Borscht
The beet’s heartless
heart stains my fingers, crosshatched palm
Quartered throbbing beast
The boiling water’s pink vapors
settle down
Peeled skin splatters the unforgiving
formica counter
On the cutting board, shreds of muscle
Slips of lung, slivers of bone
Needle worms of marrow
Indelible
Not baking soda, vinegar, Ajax
or Mr. Clean
Not salt, spit, bleach
Thinking back now, this is the essential fact: how little I understood. My mother’s parents emigrated from a small town near Odesa in what was then Czarist Russia—land we know today as Ukraine. After my grandfather died, Grandma Frieda came to live with us and it was, sad to say, an uneasy relationship. She was distinctively ‘old world,’ and her more traditional ways were, at times, uncomfortable to my young sister and me—much as our boisterous sense of independence, fostered in the 1960’s, must have seemed incomprehensible to her. I remember some afternoons, while my mother was at work, watching Frieda cooking alone in the kitchen—peasant fare like gribenes and borscht (dishes she alone enjoyed). We were finicky eaters, and these foods seemed unappealing, alien. Yet watching her at the counter—deftly peeling the beets, or stirring the onions in the skillet—I was never sure if I was witnessing deep joy or abject loneliness. Preparing these familiar dishes, was this an effort at reclaiming history? Of mourning a lost way of life? Both? And why wasn’t I brave enough to accept a proffered spoonful? So as I observed the protagonist in Denise Bergman’s new poem, I was filled with a range of conflicting emotions. This speaker, too, seems to be experiencing a mixture of sensual passion and subconscious terror as she prepares the beet soup. And as the imagery builds, I got to experience what I feel is one of the essential pleasures in reading poetry: being led by a confident authorial voice, but traveling blind; the mind sparks, anticipating what will be unveiled in the next line, and the next.
From the outset, I was a little stunned by “The beet’s heartless/heart” staining the cook’s fingers and palms—the scene feeling closer to abattoir than dinner prep. To think of that humble root vegetable as a “Quartered throbbing beast” is to inject a certain unexpected violence into the family kitchen. A Julia Child cooking demonstration this is most certainly not. Still, the poem remains, ostensibly, about cooking—isn’t it? “Peeled skin splatters the unforgiving/ formica counter”—and the word ‘unforgiving’ takes us across an imaginative Rubicon into dangerous territory. There is unspoken grievance involved here, violations that may never be assuaged. But with the next stanza—“Slips of lung, slivers of bone”—we must accept that these are the ingredients of terror. A far cry from the culinary, it appears that nightmare is included in this recipe—and pain must be swallowed. I remembered when, as a child, I first overheard the word pogrom in the grown-ups’ conversation. I learned that, like the red beets, language leaves its mark. This cook’s experience may be more contemporary—but, after all, just a quick glance at the daily headlines brings enough grief into the home to upset even the most stolid of sensibilities. There is some trauma being exposed on the cutting board, but we each are left to personalize the details. All we know is this: there aren’t enough disinfectants in this household (in the world?) to obliterate the stain. “Not salt, spit, bleach”—and perhaps not even the scouring cleanser that is poetry.

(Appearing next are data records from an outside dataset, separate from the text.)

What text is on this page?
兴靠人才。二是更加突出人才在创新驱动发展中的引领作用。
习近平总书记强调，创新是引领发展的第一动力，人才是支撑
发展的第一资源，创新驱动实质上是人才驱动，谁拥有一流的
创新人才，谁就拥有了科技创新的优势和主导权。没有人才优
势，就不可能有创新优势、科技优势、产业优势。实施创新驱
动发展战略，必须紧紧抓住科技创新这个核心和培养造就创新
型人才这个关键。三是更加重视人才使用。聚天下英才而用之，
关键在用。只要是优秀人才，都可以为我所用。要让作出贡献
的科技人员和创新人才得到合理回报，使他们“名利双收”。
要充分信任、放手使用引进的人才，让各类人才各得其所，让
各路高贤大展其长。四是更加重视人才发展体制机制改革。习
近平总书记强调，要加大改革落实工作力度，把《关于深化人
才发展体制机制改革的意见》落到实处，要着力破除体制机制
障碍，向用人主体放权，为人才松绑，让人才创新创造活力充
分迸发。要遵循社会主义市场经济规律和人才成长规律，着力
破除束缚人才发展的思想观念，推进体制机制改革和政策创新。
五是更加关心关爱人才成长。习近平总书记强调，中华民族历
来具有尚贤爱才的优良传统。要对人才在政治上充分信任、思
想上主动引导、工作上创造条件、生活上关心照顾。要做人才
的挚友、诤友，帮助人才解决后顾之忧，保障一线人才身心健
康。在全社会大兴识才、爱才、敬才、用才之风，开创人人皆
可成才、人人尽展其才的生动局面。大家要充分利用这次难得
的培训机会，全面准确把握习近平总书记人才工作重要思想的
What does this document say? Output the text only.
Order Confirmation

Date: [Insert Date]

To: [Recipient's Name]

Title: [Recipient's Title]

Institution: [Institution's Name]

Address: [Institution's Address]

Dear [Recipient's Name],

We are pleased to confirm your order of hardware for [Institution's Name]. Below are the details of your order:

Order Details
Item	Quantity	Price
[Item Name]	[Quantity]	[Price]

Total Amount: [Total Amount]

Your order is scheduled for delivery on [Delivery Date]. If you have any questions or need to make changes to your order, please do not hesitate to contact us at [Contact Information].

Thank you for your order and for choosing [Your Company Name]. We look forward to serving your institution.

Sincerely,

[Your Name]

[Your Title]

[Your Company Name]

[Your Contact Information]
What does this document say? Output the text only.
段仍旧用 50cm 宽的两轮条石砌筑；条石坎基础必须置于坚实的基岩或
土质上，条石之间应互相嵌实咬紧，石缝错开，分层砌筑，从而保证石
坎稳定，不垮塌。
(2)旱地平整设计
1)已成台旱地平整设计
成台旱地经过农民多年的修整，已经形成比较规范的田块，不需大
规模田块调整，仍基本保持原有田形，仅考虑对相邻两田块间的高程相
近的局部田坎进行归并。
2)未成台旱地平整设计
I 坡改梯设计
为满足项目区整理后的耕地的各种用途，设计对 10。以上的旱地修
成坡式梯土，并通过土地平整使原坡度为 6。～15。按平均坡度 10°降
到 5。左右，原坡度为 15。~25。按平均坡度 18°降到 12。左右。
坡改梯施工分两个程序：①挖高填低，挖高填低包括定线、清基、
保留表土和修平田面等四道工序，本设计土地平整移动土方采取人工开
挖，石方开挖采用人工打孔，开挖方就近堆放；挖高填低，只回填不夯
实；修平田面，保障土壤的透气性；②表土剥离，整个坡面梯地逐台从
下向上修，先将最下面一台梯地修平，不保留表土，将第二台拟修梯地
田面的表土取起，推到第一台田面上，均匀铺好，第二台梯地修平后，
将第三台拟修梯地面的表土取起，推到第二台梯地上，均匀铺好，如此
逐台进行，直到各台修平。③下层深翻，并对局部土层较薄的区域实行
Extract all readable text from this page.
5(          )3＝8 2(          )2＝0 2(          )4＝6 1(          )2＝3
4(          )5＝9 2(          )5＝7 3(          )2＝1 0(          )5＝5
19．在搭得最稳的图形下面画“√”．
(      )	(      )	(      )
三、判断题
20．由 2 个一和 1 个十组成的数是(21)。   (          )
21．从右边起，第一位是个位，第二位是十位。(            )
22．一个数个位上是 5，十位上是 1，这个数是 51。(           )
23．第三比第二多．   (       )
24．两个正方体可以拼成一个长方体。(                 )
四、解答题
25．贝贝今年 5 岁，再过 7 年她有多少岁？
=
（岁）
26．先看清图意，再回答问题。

Denise is the author of five books of verse which, among other things, illuminate the role of women in the vast American experiment. The Shape of the Keyhole, for example, takes place during one week in 1650 as a falsely accused woman awaits her hanging. A Woman in Pieces Crossed a Sea explores the ways that the Statue of Liberty has come to embody our democratic ideals. This poet’s work has long been centered on the power of language to foster community. She conceived of and edited City River of Voices, an anthology of urban poetry; and the first lines of her poem “Red,” about a neighborhood near a slaughterhouse, are permanently installed in a public park in Cambridge, MA. Her writing, for me, often becomes a conduit into a deeper examination of otherness and emotional commonality. Reading “Borscht”, I was reminded of how little I understood then—or now—about the inner lives of even those closest to me. But that only underscores the essential value of poetry. Literature as a whole can be seen as a kind of cumulative crowd-sourced investigation of life on this planet and its connections with human consciousness. Every poem allows me to experience language and imagination from perspectives beyond my own, even transcending cultures and historical eras. As I write this, I feel myself engulfed by the smell of cooked beets—rising from memory, from Denise’s carved stanzas. Painful as it may be, a poem like this nourishes, sustains.